By the way, I neglected error-handling in the first version of that gist, so please revisit to get the latest.

deckarep commented 7 years ago

I have a use case where @rakyll's original issue still stands. I am generating video transcoding pub messages every time a new file is added to Google Cloud Storage...this means that Google PubSub will send these events as fast as it can to my Compute fleet of instances which want to work on the load in a bounded fashion (otherwise they are easily overwhelmed). Each instance is capable of processing say 5 transcoding messages in parallel but the problem is the current API doesn't seem to provide a way to consume from Google PubSub as needed...this is where a proper blocking api would be nice for receiving subscriptions.

I don't think one can claim that this service maps to Amazon's SQS when this type of behavior is not well supported.

jba commented 7 years ago

Try setting Subscription.ReceiveSettings.MaxOutstandingMessages to 5. Let us know if that isn't what you want.

deckarep commented 7 years ago

Ah yes! I should have circled back on this thread. Yesterday I tried that setting and that's exactly what I needed to bound the work to something usable. My only comment is that this setting should be more prevalent in the docs and also maybe highlight an example of when this situation is appropriate. Thanks for getting back to me @jba!

jba commented 7 years ago

https://code-review.googlesource.com/12930 adds an example.

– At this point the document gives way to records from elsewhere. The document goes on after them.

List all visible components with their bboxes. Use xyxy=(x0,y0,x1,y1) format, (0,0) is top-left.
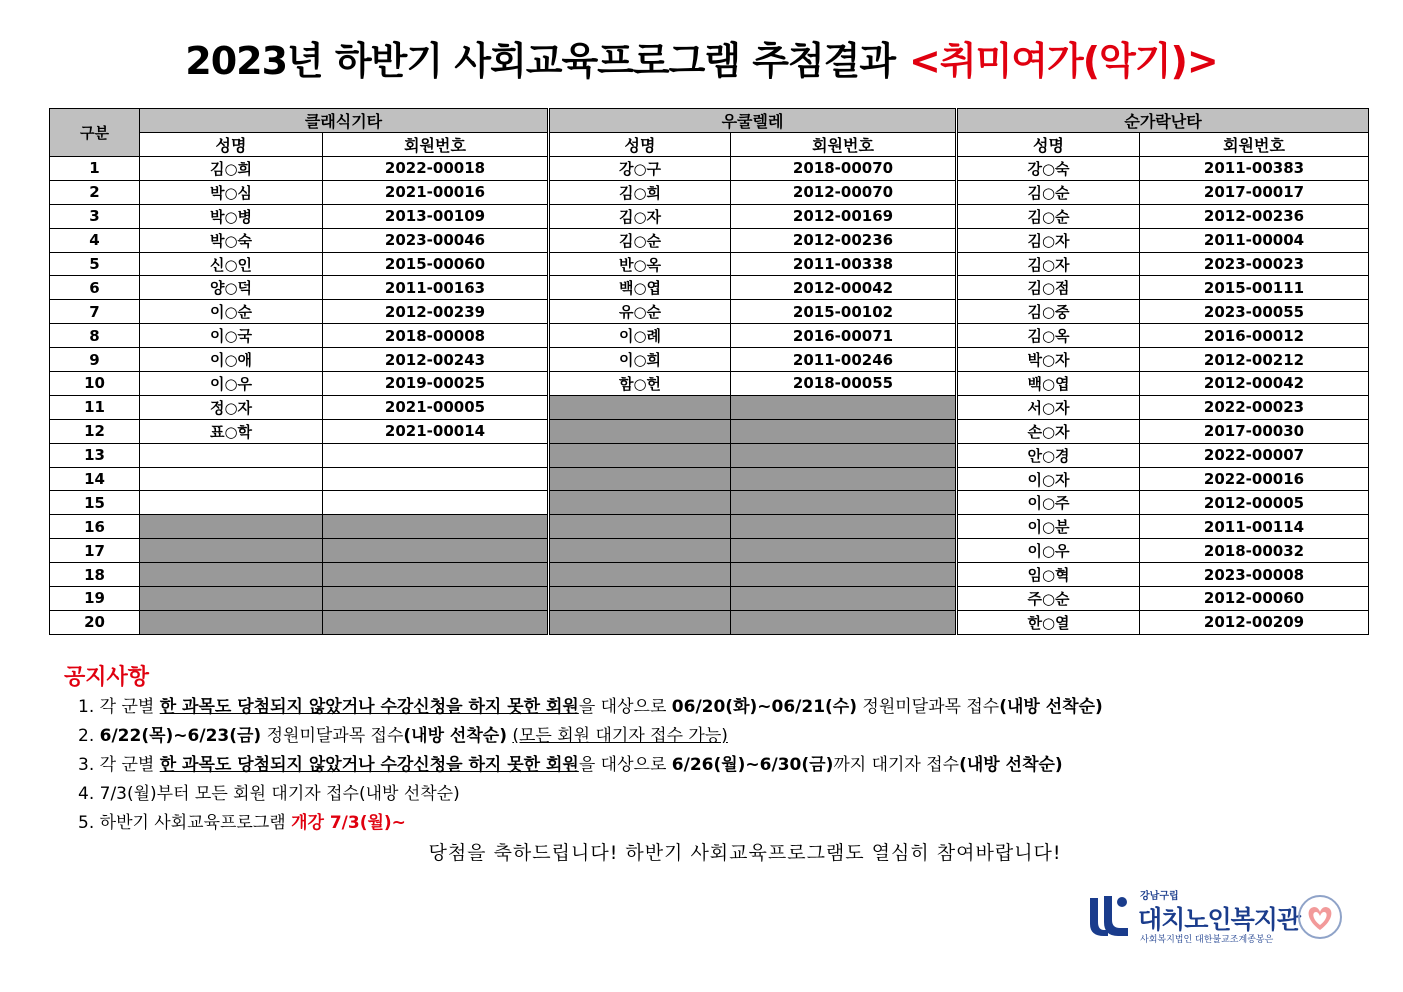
nanta-member-number-cell: 2012-00236 xyxy=(1140,204,1369,228)
classic-guitar-member-number-cell: 2015-00060 xyxy=(323,252,549,276)
classic-guitar-member-number-cell: 2012-00243 xyxy=(323,348,549,372)
ukulele-member-number-cell xyxy=(731,539,957,563)
table-row xyxy=(50,157,1369,181)
nanta-name-cell: 백○엽 xyxy=(957,372,1140,396)
item-number: 1. xyxy=(78,697,95,717)
table-row xyxy=(50,563,1369,587)
row-number-cell: 2 xyxy=(50,180,140,204)
table-row xyxy=(50,228,1369,252)
ukulele-member-number-cell xyxy=(731,443,957,467)
ukulele-member-number-cell xyxy=(731,419,957,443)
classic-guitar-name-cell: 김○희 xyxy=(140,157,323,181)
group-header-classic-guitar: 클래식기타 xyxy=(140,109,549,133)
group-header-ukulele: 우쿨렐레 xyxy=(549,109,957,133)
row-number-cell: 4 xyxy=(50,228,140,252)
nanta-member-number-cell: 2011-00383 xyxy=(1140,157,1369,181)
ukulele-member-number-cell xyxy=(731,563,957,587)
ukulele-name-cell xyxy=(549,443,731,467)
nanta-member-number-cell: 2023-00055 xyxy=(1140,300,1369,324)
row-number-cell: 1 xyxy=(50,157,140,181)
classic-guitar-member-number-cell: 2021-00016 xyxy=(323,180,549,204)
row-number-cell: 15 xyxy=(50,491,140,515)
table-row xyxy=(50,395,1369,419)
notice-item-1 xyxy=(78,693,1103,722)
name-column-header: 성명 xyxy=(549,133,731,157)
item-text: 을 대상으로 xyxy=(578,697,667,717)
logo-name: 대치노인복지관 xyxy=(1138,905,1301,934)
classic-guitar-name-cell xyxy=(140,491,323,515)
classic-guitar-member-number-cell: 2013-00109 xyxy=(323,204,549,228)
nanta-member-number-cell: 2012-00209 xyxy=(1140,610,1369,634)
nanta-name-cell: 주○순 xyxy=(957,587,1140,611)
nanta-member-number-cell: 2015-00111 xyxy=(1140,276,1369,300)
table-row xyxy=(50,372,1369,396)
member-number-column-header: 회원번호 xyxy=(323,133,549,157)
classic-guitar-member-number-cell: 2012-00239 xyxy=(323,300,549,324)
classic-guitar-member-number-cell: 2018-00008 xyxy=(323,324,549,348)
ukulele-name-cell xyxy=(549,539,731,563)
lottery-result-table xyxy=(49,108,1369,635)
nanta-member-number-cell: 2023-00023 xyxy=(1140,252,1369,276)
classic-guitar-member-number-cell xyxy=(323,587,549,611)
name-column-header: 성명 xyxy=(957,133,1140,157)
classic-guitar-name-cell: 이○우 xyxy=(140,372,323,396)
row-number-cell: 16 xyxy=(50,515,140,539)
ukulele-member-number-cell: 2012-00042 xyxy=(731,276,957,300)
nanta-name-cell: 이○주 xyxy=(957,491,1140,515)
item-date: 06/20(화)~06/21(수) xyxy=(671,697,857,717)
notice-item-5 xyxy=(78,809,1103,838)
item-emphasis: (내방 선착순) xyxy=(999,697,1103,717)
ukulele-member-number-cell: 2015-00102 xyxy=(731,300,957,324)
classic-guitar-name-cell xyxy=(140,610,323,634)
classic-guitar-member-number-cell: 2021-00005 xyxy=(323,395,549,419)
member-number-column-header: 회원번호 xyxy=(1140,133,1369,157)
ukulele-name-cell: 강○구 xyxy=(549,157,731,181)
item-number: 5. xyxy=(78,813,95,833)
item-emphasis: 한 과목도 당첨되지 않았거나 수강신청을 하지 못한 회원 xyxy=(159,697,579,717)
row-number-cell: 12 xyxy=(50,419,140,443)
nanta-member-number-cell: 2011-00004 xyxy=(1140,228,1369,252)
row-number-cell: 8 xyxy=(50,324,140,348)
nanta-member-number-cell: 2017-00017 xyxy=(1140,180,1369,204)
classic-guitar-name-cell: 박○병 xyxy=(140,204,323,228)
ukulele-name-cell xyxy=(549,587,731,611)
ukulele-name-cell: 김○자 xyxy=(549,204,731,228)
ukulele-member-number-cell: 2012-00070 xyxy=(731,180,957,204)
item-highlight: 개강 7/3(월)~ xyxy=(291,813,406,833)
nanta-name-cell: 강○숙 xyxy=(957,157,1140,181)
nanta-name-cell: 김○자 xyxy=(957,252,1140,276)
logo-subtitle: 강남구립 xyxy=(1140,891,1179,902)
classic-guitar-member-number-cell xyxy=(323,515,549,539)
classic-guitar-name-cell xyxy=(140,539,323,563)
row-number-cell: 9 xyxy=(50,348,140,372)
row-number-cell: 14 xyxy=(50,467,140,491)
nanta-name-cell: 이○우 xyxy=(957,539,1140,563)
classic-guitar-name-cell xyxy=(140,587,323,611)
title-accent: <취미여가(악기)> xyxy=(909,39,1218,83)
nanta-name-cell: 박○자 xyxy=(957,348,1140,372)
item-text: 하반기 사회교육프로그램 xyxy=(99,813,286,833)
logo-footer: 사회복지법인 대한불교조계종봉은 xyxy=(1140,935,1274,945)
classic-guitar-member-number-cell: 2023-00046 xyxy=(323,228,549,252)
classic-guitar-member-number-cell xyxy=(323,443,549,467)
ukulele-name-cell: 이○희 xyxy=(549,348,731,372)
item-number: 4. xyxy=(78,784,95,804)
nanta-name-cell: 김○순 xyxy=(957,204,1140,228)
row-number-cell: 13 xyxy=(50,443,140,467)
row-number-cell: 6 xyxy=(50,276,140,300)
classic-guitar-name-cell: 신○인 xyxy=(140,252,323,276)
ukulele-name-cell xyxy=(549,491,731,515)
table-row xyxy=(50,539,1369,563)
nanta-name-cell: 김○자 xyxy=(957,228,1140,252)
classic-guitar-name-cell: 표○학 xyxy=(140,419,323,443)
item-number: 2. xyxy=(78,726,95,746)
classic-guitar-member-number-cell xyxy=(323,491,549,515)
item-text: 정원미달과목 접수 xyxy=(266,726,404,746)
classic-guitar-name-cell: 양○덕 xyxy=(140,276,323,300)
ukulele-member-number-cell: 2016-00071 xyxy=(731,324,957,348)
item-date: 6/22(목)~6/23(금) xyxy=(99,726,262,746)
classic-guitar-member-number-cell: 2019-00025 xyxy=(323,372,549,396)
page-title xyxy=(0,30,1403,85)
classic-guitar-name-cell: 이○국 xyxy=(140,324,323,348)
ukulele-name-cell: 함○헌 xyxy=(549,372,731,396)
nanta-member-number-cell: 2012-00060 xyxy=(1140,587,1369,611)
table-row xyxy=(50,419,1369,443)
ukulele-name-cell: 유○순 xyxy=(549,300,731,324)
ukulele-name-cell: 김○순 xyxy=(549,228,731,252)
row-number-cell: 11 xyxy=(50,395,140,419)
nanta-name-cell: 서○자 xyxy=(957,395,1140,419)
ukulele-member-number-cell: 2018-00055 xyxy=(731,372,957,396)
title-main: 2023년 하반기 사회교육프로그램 추첨결과 xyxy=(185,39,896,83)
ukulele-name-cell xyxy=(549,467,731,491)
classic-guitar-name-cell: 박○숙 xyxy=(140,228,323,252)
item-text: 각 군별 xyxy=(99,755,155,775)
classic-guitar-name-cell xyxy=(140,563,323,587)
ukulele-member-number-cell: 2011-00338 xyxy=(731,252,957,276)
nanta-member-number-cell: 2018-00032 xyxy=(1140,539,1369,563)
nanta-member-number-cell: 2022-00023 xyxy=(1140,395,1369,419)
table-row xyxy=(50,204,1369,228)
ukulele-member-number-cell xyxy=(731,610,957,634)
nanta-name-cell: 손○자 xyxy=(957,419,1140,443)
nanta-member-number-cell: 2022-00007 xyxy=(1140,443,1369,467)
division-header: 구분 xyxy=(50,109,140,157)
ukulele-member-number-cell: 2012-00169 xyxy=(731,204,957,228)
ukulele-name-cell: 김○희 xyxy=(549,180,731,204)
nanta-member-number-cell: 2012-00042 xyxy=(1140,372,1369,396)
row-number-cell: 5 xyxy=(50,252,140,276)
table-row xyxy=(50,348,1369,372)
classic-guitar-name-cell xyxy=(140,467,323,491)
member-number-column-header: 회원번호 xyxy=(731,133,957,157)
table-row xyxy=(50,443,1369,467)
nanta-name-cell: 김○순 xyxy=(957,180,1140,204)
item-date: 6/26(월)~6/30(금) xyxy=(671,755,834,775)
item-text: 각 군별 xyxy=(99,697,155,717)
table-row xyxy=(50,324,1369,348)
ukulele-name-cell xyxy=(549,515,731,539)
ukulele-member-number-cell xyxy=(731,587,957,611)
nanta-name-cell: 김○중 xyxy=(957,300,1140,324)
classic-guitar-name-cell: 이○애 xyxy=(140,348,323,372)
classic-guitar-member-number-cell xyxy=(323,539,549,563)
classic-guitar-member-number-cell: 2011-00163 xyxy=(323,276,549,300)
ukulele-member-number-cell: 2011-00246 xyxy=(731,348,957,372)
row-number-cell: 10 xyxy=(50,372,140,396)
center-mark-icon xyxy=(1086,890,1132,940)
nanta-member-number-cell: 2012-00212 xyxy=(1140,348,1369,372)
classic-guitar-name-cell: 이○순 xyxy=(140,300,323,324)
row-number-cell: 18 xyxy=(50,563,140,587)
classic-guitar-member-number-cell xyxy=(323,563,549,587)
row-number-cell: 17 xyxy=(50,539,140,563)
row-number-cell: 20 xyxy=(50,610,140,634)
congratulations-message: 당첨을 축하드립니다! 하반기 사회교육프로그램도 열심히 참여바랍니다! xyxy=(428,842,1062,864)
table-row xyxy=(50,180,1369,204)
classic-guitar-name-cell xyxy=(140,515,323,539)
nanta-member-number-cell: 2022-00016 xyxy=(1140,467,1369,491)
ukulele-member-number-cell: 2018-00070 xyxy=(731,157,957,181)
welfare-center-logo xyxy=(1086,884,1346,948)
ukulele-name-cell: 백○엽 xyxy=(549,276,731,300)
nanta-member-number-cell: 2016-00012 xyxy=(1140,324,1369,348)
item-text: 까지 대기자 접수 xyxy=(833,755,960,775)
notice-heading: 공지사항 xyxy=(64,665,150,690)
ukulele-name-cell xyxy=(549,563,731,587)
ukulele-member-number-cell xyxy=(731,515,957,539)
notice-item-3 xyxy=(78,751,1103,780)
table-row xyxy=(50,252,1369,276)
table-row xyxy=(50,515,1369,539)
item-text: 정원미달과목 접수 xyxy=(862,697,1000,717)
classic-guitar-name-cell: 정○자 xyxy=(140,395,323,419)
heart-emblem-icon xyxy=(1296,894,1344,940)
nanta-name-cell: 김○점 xyxy=(957,276,1140,300)
classic-guitar-member-number-cell: 2021-00014 xyxy=(323,419,549,443)
row-number-cell: 7 xyxy=(50,300,140,324)
classic-guitar-member-number-cell xyxy=(323,467,549,491)
notice-list xyxy=(78,693,1103,838)
classic-guitar-member-number-cell xyxy=(323,610,549,634)
ukulele-member-number-cell xyxy=(731,395,957,419)
nanta-member-number-cell: 2023-00008 xyxy=(1140,563,1369,587)
group-header-nanta: 순가락난타 xyxy=(957,109,1369,133)
table-row xyxy=(50,467,1369,491)
nanta-member-number-cell: 2012-00005 xyxy=(1140,491,1369,515)
notice-item-4 xyxy=(78,780,1103,809)
item-emphasis: (내방 선착순) xyxy=(959,755,1063,775)
nanta-member-number-cell: 2011-00114 xyxy=(1140,515,1369,539)
ukulele-member-number-cell xyxy=(731,491,957,515)
ukulele-member-number-cell: 2012-00236 xyxy=(731,228,957,252)
table-row xyxy=(50,610,1369,634)
ukulele-name-cell: 이○례 xyxy=(549,324,731,348)
row-number-cell: 3 xyxy=(50,204,140,228)
item-emphasis: (내방 선착순) xyxy=(403,726,507,746)
nanta-name-cell: 임○혁 xyxy=(957,563,1140,587)
ukulele-name-cell: 반○옥 xyxy=(549,252,731,276)
classic-guitar-name-cell xyxy=(140,443,323,467)
name-column-header: 성명 xyxy=(140,133,323,157)
nanta-name-cell: 이○자 xyxy=(957,467,1140,491)
table-row xyxy=(50,491,1369,515)
item-text: 을 대상으로 xyxy=(578,755,667,775)
nanta-member-number-cell: 2017-00030 xyxy=(1140,419,1369,443)
item-text: 7/3(월)부터 모든 회원 대기자 접수(내방 선착순) xyxy=(99,784,460,804)
item-emphasis: 한 과목도 당첨되지 않았거나 수강신청을 하지 못한 회원 xyxy=(159,755,579,775)
classic-guitar-name-cell: 박○심 xyxy=(140,180,323,204)
table-row xyxy=(50,587,1369,611)
notice-item-2 xyxy=(78,722,1103,751)
item-number: 3. xyxy=(78,755,95,775)
ukulele-member-number-cell xyxy=(731,467,957,491)
nanta-name-cell: 김○옥 xyxy=(957,324,1140,348)
table-row xyxy=(50,300,1369,324)
classic-guitar-member-number-cell: 2022-00018 xyxy=(323,157,549,181)
table-body xyxy=(50,157,1369,635)
table-row xyxy=(50,276,1369,300)
nanta-name-cell: 안○경 xyxy=(957,443,1140,467)
row-number-cell: 19 xyxy=(50,587,140,611)
ukulele-name-cell xyxy=(549,419,731,443)
nanta-name-cell: 한○열 xyxy=(957,610,1140,634)
nanta-name-cell: 이○분 xyxy=(957,515,1140,539)
ukulele-name-cell xyxy=(549,395,731,419)
item-note: (모든 회원 대기자 접수 가능) xyxy=(512,726,728,746)
ukulele-name-cell xyxy=(549,610,731,634)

Not going to close this issue, since I think others might still be unhappy. @rakyll @bradleyfalzon have you guys made your peace with this, or is it still a source of pain?

rakyll commented 7 years ago

@jba, ReceiveSettings significantly improved my case. Thanks for the additional examples.

bradleyfalzon commented 7 years ago

I've also settled on ReceiveSettings for the moment, however, the comment I'm afraid things will only get worse when the StreamingPull API becomes available. in https://github.com/GoogleCloudPlatform/google-cloud-go/issues/569#issuecomment-287763458 leads me to believe this isn't the correct solution for the long term? I tried to clarify this in my comment https://github.com/GoogleCloudPlatform/google-cloud-go/issues/566#issuecomment-288052361 which lead to the recommended solution being the gist https://gist.github.com/jba/9a0d3e6aa2561274cf5d428ae0af2c97.

I still feel having to implement all this ourselves, for what I thought was a relatively normal pattern is a little strange, but the gist does provide the starting point for our own implementation so I'm somewhat satisfied that I can implement this functionality myself now. But the last few messages seemed to suggest using ReceiveSettings is OK - which didn't seem like that was a good long term solution?

pongad commented 7 years ago

@bradleyfalzon The answer is somewhat complex. Please bear with me.

We want to move the client library to streaming eventually, because it will be faster. Unfortunately, in streaming we don't have complete control over the number of messages we pull. For this reason, we cannot say "only pull 1".

If you set ReceiveSettings.MaxOutstandingMessages to 5, the client might pull more than 5 messages, but it will take care to never run more than 5 callbacks concurrently. Limiting the number of callbacks makes sure we don't overwhelm your machines. Since we can pull more messages than we can concurrently process, the latency of some messages will be higher: it's just waiting around and not delivered to other machines. On the other hand, the overall throughput should improve, since your CPU should spend less time idle. If this trade-off works for you, ReceiveSettings is probably the right choice.

On the other hand, if you require that all pulled messages should be immediate processed and no message should be waiting around, the high-performance client unfortunately doesn't support this use case. The gist you linked should work well enough though.

Does this answer your question? Please let me know if I can help more!

bradleyfalzon commented 7 years ago

Thanks @pongad, the response helps clarify the subtle difference. In my case, I certainly only want to pull one message at a time, to leave other systems the ability to handle the remaining messages.

jba commented 7 years ago

Closing this. We've established that the cloud.google.com/go/pubsub package will not support certain use cases, by design, but there are alternatives using lower-level clients.